There’s this phenomenon that’s been gaining steam (if you believe the MSM) in recent years. It’s been dubbed “slut-o-ween,” referring to the tendency of women to use Halloween as an excuse to doll up in outfits that would make a hooker blush. I don’t know if this is true or not … I can remember at least some of my mother’s friends dressing up as flappers, hookers and sexy vampires/witches/nurses when I was a kid, and that would be in the mid-80’s.
There’s some anecdotal evidence, in the form of reader comments in this posting today on Feministing.com, that the “let’s dress like strippers today” concept is creeping into costumes marketed to girls – again, I wouldn’t know, because a) I never had a store-bought costume growing up, b) I wouldn’t have been able to fit into a store-bought costume until recently and c) I haven’t gone costume shopping with any kids lately. Okay, ever. So I can’t say one way or the other whether “slut-o-ween” is in fact more prevalent than in years past, or if lazy columnists are just cribbing from Tina Fey.
What interests me is that, at least to some degree, “slutty” costumes for women have always been with us – and that they’re something women have inflicted on ourselves, as opposed to something with which the Big Bad Man has saddled us. If women collectively decided that nuns and bag ladies were the coolest costumes EVER, even the most chauvinistic costume-manufacturer would flood the market with them. They don’t make ’em if we don’t buy ’em, ladies.
Seriously – what do we women get out not only revealing, but suggestive costumes?

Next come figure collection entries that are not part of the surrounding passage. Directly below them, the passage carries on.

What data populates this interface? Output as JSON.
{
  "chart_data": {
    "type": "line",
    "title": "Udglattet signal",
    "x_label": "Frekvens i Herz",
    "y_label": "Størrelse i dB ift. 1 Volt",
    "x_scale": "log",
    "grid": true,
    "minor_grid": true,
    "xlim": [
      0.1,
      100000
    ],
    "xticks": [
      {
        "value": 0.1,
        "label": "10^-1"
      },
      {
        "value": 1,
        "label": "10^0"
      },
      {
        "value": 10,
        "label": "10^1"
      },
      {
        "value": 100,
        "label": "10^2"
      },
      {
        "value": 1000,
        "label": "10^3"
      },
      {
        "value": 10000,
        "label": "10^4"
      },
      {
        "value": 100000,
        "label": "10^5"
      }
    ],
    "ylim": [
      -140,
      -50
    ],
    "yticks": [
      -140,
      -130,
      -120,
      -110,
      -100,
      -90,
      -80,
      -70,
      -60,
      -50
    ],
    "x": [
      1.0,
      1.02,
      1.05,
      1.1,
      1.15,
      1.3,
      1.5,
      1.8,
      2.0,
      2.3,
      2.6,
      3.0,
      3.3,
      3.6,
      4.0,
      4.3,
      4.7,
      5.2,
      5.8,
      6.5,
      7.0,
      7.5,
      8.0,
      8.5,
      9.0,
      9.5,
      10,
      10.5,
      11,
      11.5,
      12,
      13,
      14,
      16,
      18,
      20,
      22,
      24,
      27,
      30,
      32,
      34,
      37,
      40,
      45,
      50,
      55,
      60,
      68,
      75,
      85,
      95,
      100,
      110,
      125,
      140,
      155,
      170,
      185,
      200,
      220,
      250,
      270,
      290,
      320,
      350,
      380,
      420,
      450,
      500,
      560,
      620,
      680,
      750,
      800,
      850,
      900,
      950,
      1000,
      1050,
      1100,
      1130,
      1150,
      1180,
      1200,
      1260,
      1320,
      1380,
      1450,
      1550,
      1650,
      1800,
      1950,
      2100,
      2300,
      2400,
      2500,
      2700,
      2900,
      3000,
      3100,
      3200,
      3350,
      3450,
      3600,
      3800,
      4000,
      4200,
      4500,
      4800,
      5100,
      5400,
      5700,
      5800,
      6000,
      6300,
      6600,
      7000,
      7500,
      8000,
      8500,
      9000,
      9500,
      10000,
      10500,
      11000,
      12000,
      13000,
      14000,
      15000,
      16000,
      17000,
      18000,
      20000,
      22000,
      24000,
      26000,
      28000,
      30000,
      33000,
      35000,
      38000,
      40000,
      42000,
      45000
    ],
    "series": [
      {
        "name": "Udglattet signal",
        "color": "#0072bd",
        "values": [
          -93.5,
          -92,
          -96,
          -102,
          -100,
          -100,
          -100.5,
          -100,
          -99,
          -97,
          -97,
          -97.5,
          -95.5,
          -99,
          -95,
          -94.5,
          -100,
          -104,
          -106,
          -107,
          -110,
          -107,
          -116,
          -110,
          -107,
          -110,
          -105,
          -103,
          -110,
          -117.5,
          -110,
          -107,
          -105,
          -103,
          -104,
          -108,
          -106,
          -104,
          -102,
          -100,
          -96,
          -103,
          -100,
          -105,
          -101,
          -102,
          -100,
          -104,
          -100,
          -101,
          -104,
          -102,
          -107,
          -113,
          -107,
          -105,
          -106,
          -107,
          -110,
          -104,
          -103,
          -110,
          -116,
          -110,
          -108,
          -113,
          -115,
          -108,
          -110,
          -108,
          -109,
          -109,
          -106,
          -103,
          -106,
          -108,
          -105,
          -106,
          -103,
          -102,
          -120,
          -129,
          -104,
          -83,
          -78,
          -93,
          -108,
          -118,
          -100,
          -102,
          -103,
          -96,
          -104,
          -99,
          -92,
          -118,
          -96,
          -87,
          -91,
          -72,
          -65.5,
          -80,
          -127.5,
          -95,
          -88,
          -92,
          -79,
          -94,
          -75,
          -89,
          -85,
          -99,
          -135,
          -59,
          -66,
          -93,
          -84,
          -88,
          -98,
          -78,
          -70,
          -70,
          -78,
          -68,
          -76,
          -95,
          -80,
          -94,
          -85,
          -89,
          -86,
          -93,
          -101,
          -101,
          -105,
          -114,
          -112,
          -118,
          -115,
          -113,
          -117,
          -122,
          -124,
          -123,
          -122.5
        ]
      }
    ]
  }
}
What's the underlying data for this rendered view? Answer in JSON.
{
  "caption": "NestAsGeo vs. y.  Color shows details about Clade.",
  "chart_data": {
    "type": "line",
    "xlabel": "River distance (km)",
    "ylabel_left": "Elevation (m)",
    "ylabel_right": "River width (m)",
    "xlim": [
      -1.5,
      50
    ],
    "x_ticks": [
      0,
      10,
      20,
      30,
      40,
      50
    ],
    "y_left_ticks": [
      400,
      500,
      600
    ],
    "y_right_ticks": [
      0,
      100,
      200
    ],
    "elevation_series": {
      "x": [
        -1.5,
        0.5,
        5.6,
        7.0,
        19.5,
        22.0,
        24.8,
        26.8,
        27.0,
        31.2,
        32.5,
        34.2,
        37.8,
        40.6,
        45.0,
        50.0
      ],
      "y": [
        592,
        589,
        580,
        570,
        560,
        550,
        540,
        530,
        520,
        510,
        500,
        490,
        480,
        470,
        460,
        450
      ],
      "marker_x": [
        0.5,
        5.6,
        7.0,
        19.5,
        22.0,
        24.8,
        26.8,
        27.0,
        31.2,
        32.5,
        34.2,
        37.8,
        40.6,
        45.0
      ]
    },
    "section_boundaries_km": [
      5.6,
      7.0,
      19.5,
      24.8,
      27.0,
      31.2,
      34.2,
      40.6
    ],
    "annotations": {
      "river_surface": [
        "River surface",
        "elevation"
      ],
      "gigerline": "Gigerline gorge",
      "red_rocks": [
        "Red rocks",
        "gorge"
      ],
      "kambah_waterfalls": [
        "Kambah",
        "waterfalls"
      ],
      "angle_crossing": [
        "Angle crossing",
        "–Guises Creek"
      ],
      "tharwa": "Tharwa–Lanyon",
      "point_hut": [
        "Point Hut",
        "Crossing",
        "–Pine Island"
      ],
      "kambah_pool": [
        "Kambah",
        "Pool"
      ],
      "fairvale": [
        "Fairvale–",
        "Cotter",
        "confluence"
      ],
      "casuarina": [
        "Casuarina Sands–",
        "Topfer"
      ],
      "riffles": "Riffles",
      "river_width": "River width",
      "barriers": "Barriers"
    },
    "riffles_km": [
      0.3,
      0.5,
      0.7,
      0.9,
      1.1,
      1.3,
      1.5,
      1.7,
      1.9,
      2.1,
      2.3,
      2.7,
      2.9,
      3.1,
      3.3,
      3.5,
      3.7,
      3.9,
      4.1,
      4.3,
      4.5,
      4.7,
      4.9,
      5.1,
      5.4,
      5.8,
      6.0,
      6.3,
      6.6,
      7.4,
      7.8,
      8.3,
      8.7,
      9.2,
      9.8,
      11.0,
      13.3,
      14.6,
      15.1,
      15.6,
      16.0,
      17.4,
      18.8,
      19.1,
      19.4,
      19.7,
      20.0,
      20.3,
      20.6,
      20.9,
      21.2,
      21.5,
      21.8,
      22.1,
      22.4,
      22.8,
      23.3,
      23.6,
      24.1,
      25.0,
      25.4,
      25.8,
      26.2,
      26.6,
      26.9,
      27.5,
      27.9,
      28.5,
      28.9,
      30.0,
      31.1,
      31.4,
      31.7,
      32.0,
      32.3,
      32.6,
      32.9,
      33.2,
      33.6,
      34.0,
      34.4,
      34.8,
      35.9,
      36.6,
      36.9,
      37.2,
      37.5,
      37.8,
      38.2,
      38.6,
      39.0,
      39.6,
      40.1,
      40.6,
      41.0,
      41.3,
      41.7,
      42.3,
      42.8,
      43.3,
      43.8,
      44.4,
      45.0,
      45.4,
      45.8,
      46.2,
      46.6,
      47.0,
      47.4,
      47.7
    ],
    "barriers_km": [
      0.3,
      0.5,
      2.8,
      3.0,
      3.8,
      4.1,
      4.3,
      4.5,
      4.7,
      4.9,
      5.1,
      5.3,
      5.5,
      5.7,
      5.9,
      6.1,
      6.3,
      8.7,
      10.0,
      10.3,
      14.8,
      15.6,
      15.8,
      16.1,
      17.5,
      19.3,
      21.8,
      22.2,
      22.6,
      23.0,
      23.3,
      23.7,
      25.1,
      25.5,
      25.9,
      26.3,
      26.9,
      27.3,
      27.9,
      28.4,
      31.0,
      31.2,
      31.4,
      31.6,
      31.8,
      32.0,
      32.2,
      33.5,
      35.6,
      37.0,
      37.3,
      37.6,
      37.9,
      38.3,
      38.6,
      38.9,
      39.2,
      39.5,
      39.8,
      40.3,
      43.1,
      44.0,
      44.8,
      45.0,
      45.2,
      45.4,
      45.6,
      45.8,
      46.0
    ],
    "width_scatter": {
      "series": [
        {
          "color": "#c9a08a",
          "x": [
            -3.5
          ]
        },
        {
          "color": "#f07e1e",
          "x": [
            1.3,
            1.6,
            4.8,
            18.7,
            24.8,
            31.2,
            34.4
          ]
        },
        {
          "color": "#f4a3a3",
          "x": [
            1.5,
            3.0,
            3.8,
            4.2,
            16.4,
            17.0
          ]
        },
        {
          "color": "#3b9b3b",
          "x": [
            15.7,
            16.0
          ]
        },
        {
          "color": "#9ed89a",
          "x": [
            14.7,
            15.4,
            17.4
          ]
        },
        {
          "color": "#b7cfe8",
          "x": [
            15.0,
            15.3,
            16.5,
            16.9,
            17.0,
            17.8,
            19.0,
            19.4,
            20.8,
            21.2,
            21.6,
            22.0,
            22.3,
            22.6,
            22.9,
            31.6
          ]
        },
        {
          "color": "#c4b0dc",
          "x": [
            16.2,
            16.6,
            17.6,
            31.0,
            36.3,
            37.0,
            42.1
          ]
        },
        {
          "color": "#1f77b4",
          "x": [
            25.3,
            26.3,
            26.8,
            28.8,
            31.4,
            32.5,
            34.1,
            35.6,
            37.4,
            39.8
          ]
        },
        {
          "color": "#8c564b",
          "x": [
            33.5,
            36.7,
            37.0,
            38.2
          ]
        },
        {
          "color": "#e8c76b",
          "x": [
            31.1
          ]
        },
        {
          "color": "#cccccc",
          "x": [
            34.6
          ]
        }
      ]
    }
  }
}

There’s the argument that pretty much any dress-up occasion, from Halloween to proms to weddings is and has always been treated as an opportunity to show off our goods in a way we don’t get to do every day. Maybe the (alleged) escalation of “slut-o-ween” is nothing more than a mirror to the ever-astronomical weddings, proms, quinceaneras and Sweet Sixteens we keep reading about in the New York Times. (Me, I didn’t get a Sweet Sixteen, so what do I know?)
But I have to wonder why, on the one occasion where there are pretty much no social expectations as far as appearances go, so many of us choose to go “look at me” trampy. Hey, I’m counting myself in this, too. When I was a girl, my costumes included Dorothy from “The Wizard of Oz,” a box turtle (literally…), Cyndi Lauper and the ugliest witch you can imagine (the year that all my sisters dressed as pretty princesses). But I was also, memorably, a French maid. (I still can’t believe my mother let me get away with that one).Looking back on it, as an adult the times when I deliberately chose “slutty” costumes were times when I was desperate for approval from the opposite sex. Once, I had just dropped out of college and was living back at home with NO prospects, and the other was when I had just (and I mean JUST) gotten out of a relationship with the guy I thought I was going to marry. SO unhealthy.
Some people argue that Halloween costumes are nothing more than an innocent outlet for people to express the sexual identities we have to hold back 99% of the time. But WHY? Why do we have to bottle it all up 364 days out of the year, only to let our sexual power boil over into a carefully assembled slutty president costume? Maybe if American society weren’t so frickin’ puritanical, we wouldn’t feel the need for a “slut-o-ween.”
I’ll close with a recap of my costume last year. I hadn’t really planned anything, and then on Oct. 30 bell hooks gave a lecture at the college where I was working at the time. She mentioned what she saw as the mildly – okay, maybe not “mildly” – pathetic tactic of rolling up into a Halloween party dressed like a stripper who fell off the bang bus.
I felt a little guilty, being only one year removed from my epic Lara Croft costume. So that night after her lecture I went home and pieced together a look that would evoke a strong, sexy-but-not-slutty and, I felt, clever icon of womanhood – Annie Hall. I only wore it to the campus Halloween party, and no one under the age of 50 knew who I was supposed to be. But I felt good. I had fun. And isn’t that the point?
So from here on out I pledge no more slutty costumes for me. I’ll be goofy, scary or downright obscure – but not slutty. I don’t feel the need.